TPAS are not employment experts so you would need to seek legal advice in this area. The Advisory, Conciliation and Arbitration Service (ACAS) may be able to help.  References in your employment contract to specific rates of contribution would be stronger than, say, referring you to a table published on the staff handbook that is in force from time to time. 

Can they force us to alter our contracts?

If you appear to have a contractual right to a certain level of payment into the pension plan, your employer would have to alter your employment contract to change the level of payments.  A contract of employment is a legal agreement between an employer and an individual employee. Any changes to the contract need that individual's agreement.  For your protection, you should insist on any change being made in writing.

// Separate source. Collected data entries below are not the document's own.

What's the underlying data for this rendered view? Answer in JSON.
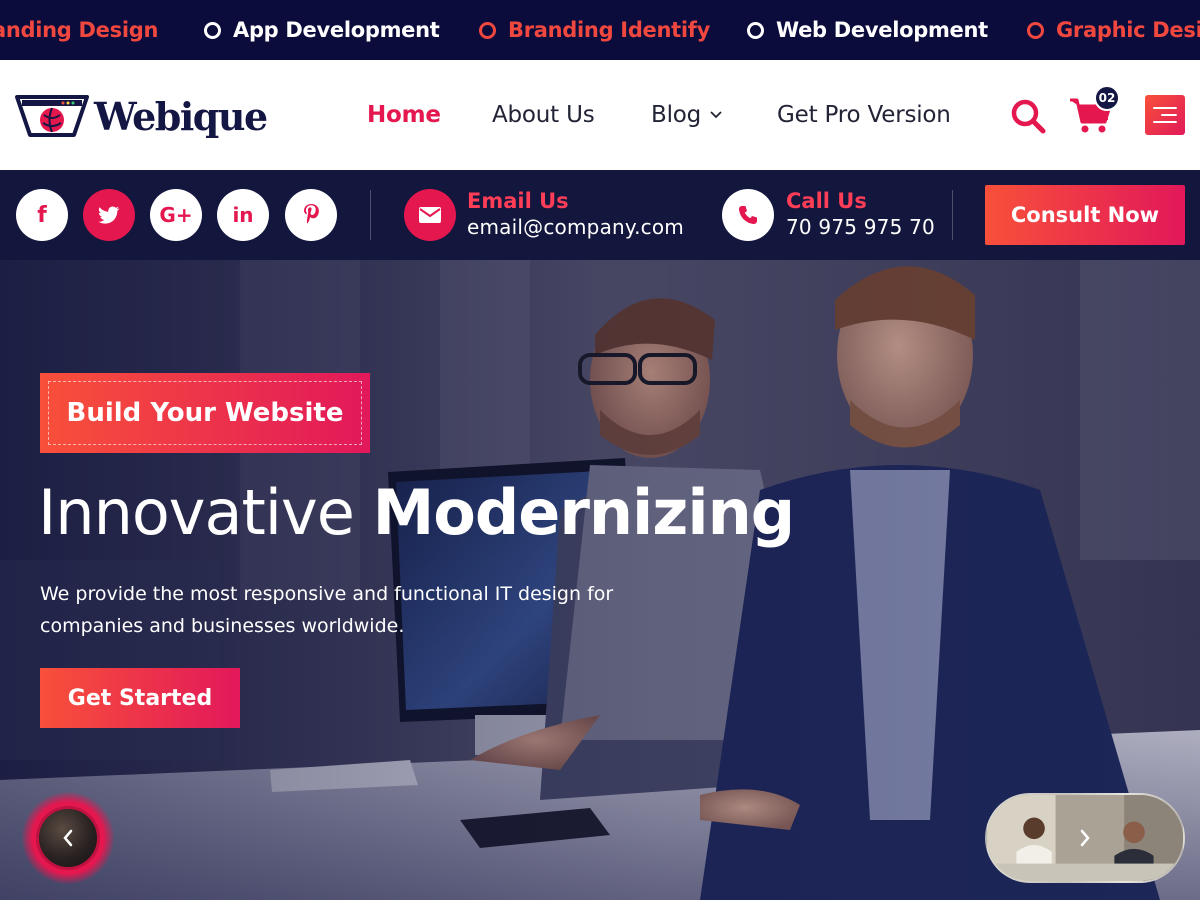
{
  "ticker": {
    "items": [
      {
        "label": "anding Design",
        "color": "red"
      },
      {
        "label": "App Development",
        "color": "white"
      },
      {
        "label": "Branding Identify",
        "color": "red"
      },
      {
        "label": "Web Development",
        "color": "white"
      },
      {
        "label": "Graphic Desig",
        "color": "red"
      }
    ]
  },
  "brand": {
    "name": "Webique",
    "accent": "#e4174f",
    "navy": "#141643"
  },
  "nav": {
    "home": "Home",
    "about": "About Us",
    "blog": "Blog",
    "pro": "Get Pro Version"
  },
  "header_actions": {
    "cart_count": "02",
    "search_icon": "search-icon",
    "cart_icon": "cart-icon",
    "menu_icon": "hamburger-icon"
  },
  "social": [
    {
      "name": "facebook",
      "glyph": "f"
    },
    {
      "name": "twitter",
      "glyph": "t"
    },
    {
      "name": "google-plus",
      "glyph": "G+"
    },
    {
      "name": "linkedin",
      "glyph": "in"
    },
    {
      "name": "pinterest",
      "glyph": "p"
    }
  ],
  "contact": {
    "email_title": "Email Us",
    "email_value": "email@company.com",
    "call_title": "Call Us",
    "call_value": "70 975 975 70",
    "consult_label": "Consult Now"
  },
  "hero": {
    "tagline": "Build Your Website",
    "title_light": "Innovative",
    "title_bold": "Modernizing",
    "description": "We provide the most responsive and functional IT design for companies and businesses worldwide.",
    "cta_label": "Get Started"
  }
}
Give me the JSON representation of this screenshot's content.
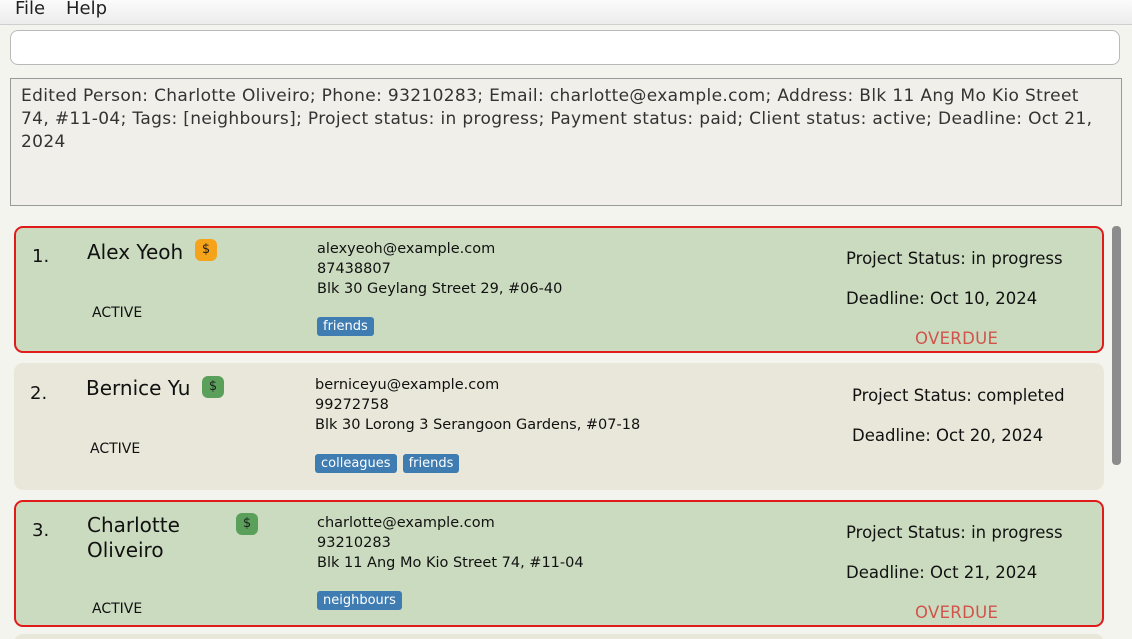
{
  "menu": [
    "File",
    "Help"
  ],
  "command_box": {
    "value": "",
    "placeholder": ""
  },
  "result": "Edited Person: Charlotte Oliveiro; Phone: 93210283; Email: charlotte@example.com; Address: Blk 11 Ang Mo Kio Street 74, #11-04; Tags: [neighbours]; Project status: in progress; Payment status: paid; Client status: active; Deadline: Oct 21, 2024",
  "colors": {
    "overdue_border": "#e01b1b",
    "overdue_card_bg": "#cbdbbf",
    "card_bg": "#e8e7d9",
    "tag_bg": "#3e7cb1",
    "pay_pending": "#f5a31a",
    "pay_paid": "#5aa05a",
    "overdue_text": "#d0544c"
  },
  "persons": [
    {
      "index": "1.",
      "name": "Alex Yeoh",
      "payment_icon": "dollar-icon",
      "payment_symbol": "$",
      "client_status": "ACTIVE",
      "email": "alexyeoh@example.com",
      "phone": "87438807",
      "address": "Blk 30 Geylang Street 29, #06-40",
      "tags": [
        "friends"
      ],
      "project_status": "Project Status: in progress",
      "deadline": "Deadline: Oct 10, 2024",
      "overdue": "OVERDUE"
    },
    {
      "index": "2.",
      "name": "Bernice Yu",
      "payment_icon": "dollar-icon",
      "payment_symbol": "$",
      "client_status": "ACTIVE",
      "email": "berniceyu@example.com",
      "phone": "99272758",
      "address": "Blk 30 Lorong 3 Serangoon Gardens, #07-18",
      "tags": [
        "colleagues",
        "friends"
      ],
      "project_status": "Project Status: completed",
      "deadline": "Deadline: Oct 20, 2024",
      "overdue": ""
    },
    {
      "index": "3.",
      "name": "Charlotte Oliveiro",
      "name_lines": [
        "Charlotte",
        "Oliveiro"
      ],
      "payment_icon": "dollar-icon",
      "payment_symbol": "$",
      "client_status": "ACTIVE",
      "email": "charlotte@example.com",
      "phone": "93210283",
      "address": "Blk 11 Ang Mo Kio Street 74, #11-04",
      "tags": [
        "neighbours"
      ],
      "project_status": "Project Status: in progress",
      "deadline": "Deadline: Oct 21, 2024",
      "overdue": "OVERDUE"
    }
  ]
}
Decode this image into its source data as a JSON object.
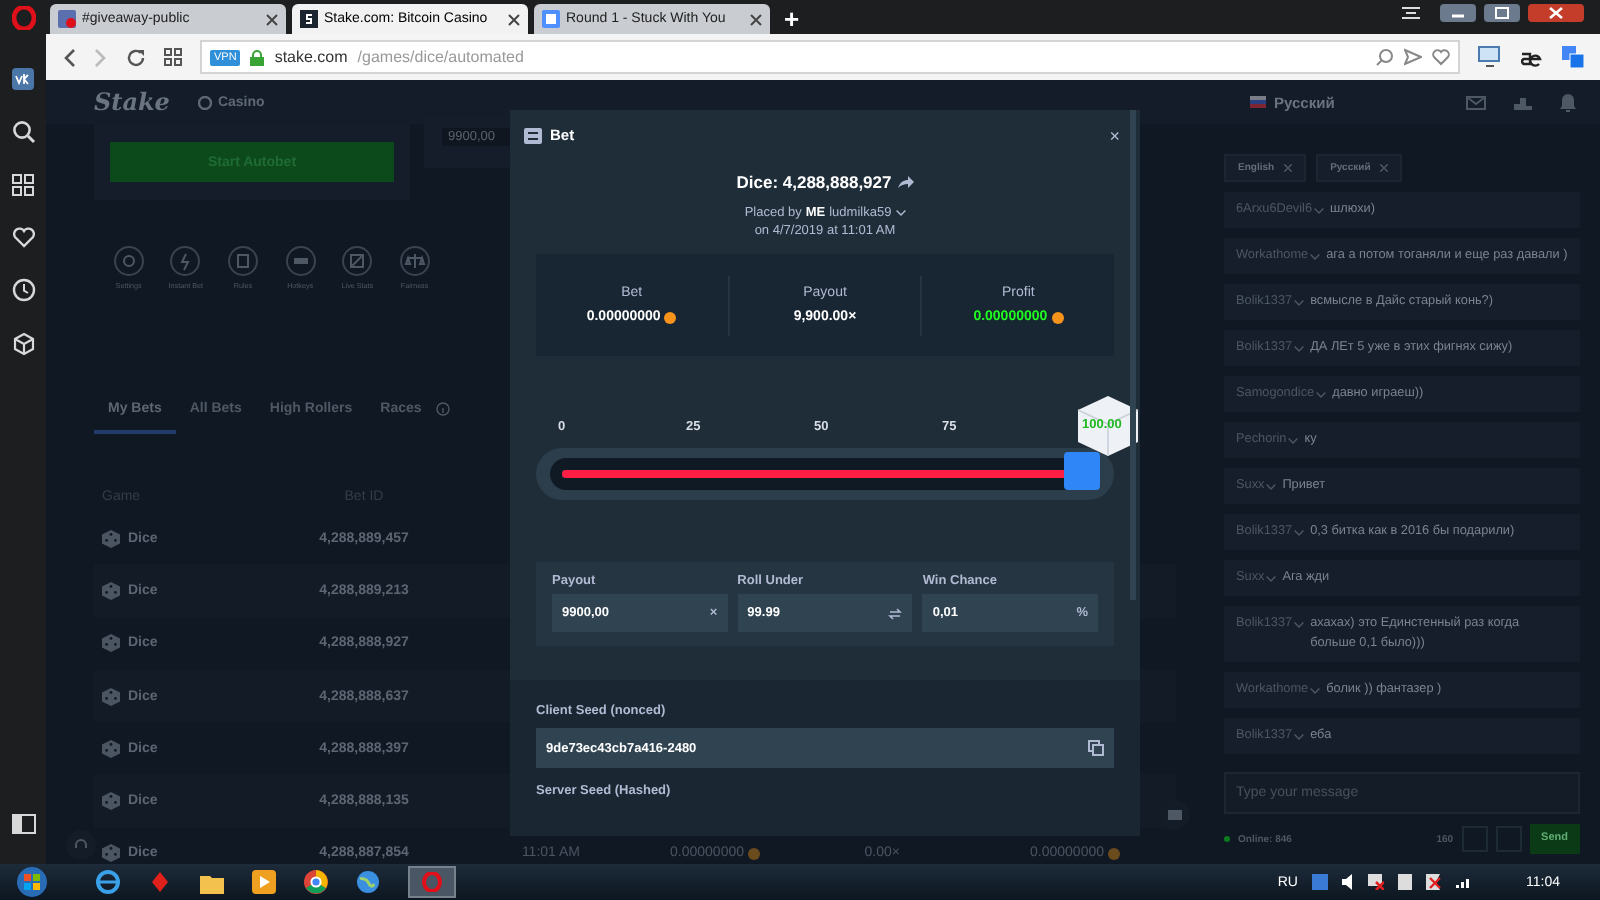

However, an employer and employee can agree, either expressly through a clause or reference in the employee's contract, or through an implied term, that relevant changes in terms and  conditions negotiated by a trade union are incorporated into individual employees' contracts. This is called a 'collective agreement' and may apply whether or not you are a member of the relevant trade union.

What happens if I refuse to change my contract?

Depending on how the contract and the agreement to change it have been drawn up, you might find that your employment contract has to end if you don't agree.  Alternatively, the employer might negotiate a different outcome with you.

ACAS has an advice leaflet titled 'Varying a contract of employment', which can be downloaded from its website or from their helpline 08457 47 47 47, which may be useful.

Should I pay more contributions in myself?

TPAS cannot give specific advice on whether you should or should not pay more money to the plan yourself.  Nevertheless, if you think your pot is going to be much smaller as a result, you need to give this careful thought.

You could use a pension calculator to illustrate the difference under the current and future contribution rates. 

If you do choose to pay into the pension plan, you will get tax relief on the money you pay in, as follows:

  • basic rate tax relief is added to your pension contribution - the GPP provider claims this from HM Revenue each year;
  • if you are a higher rate taxpayer, you can claim tax relief at the higher rate through your annual tax return.

Can TPAS get involved with the consultation?

No, the consultation and the right to reply is between your employer and the employees.  We cannot go any further than helping you consider your options in the light of what's been put forward.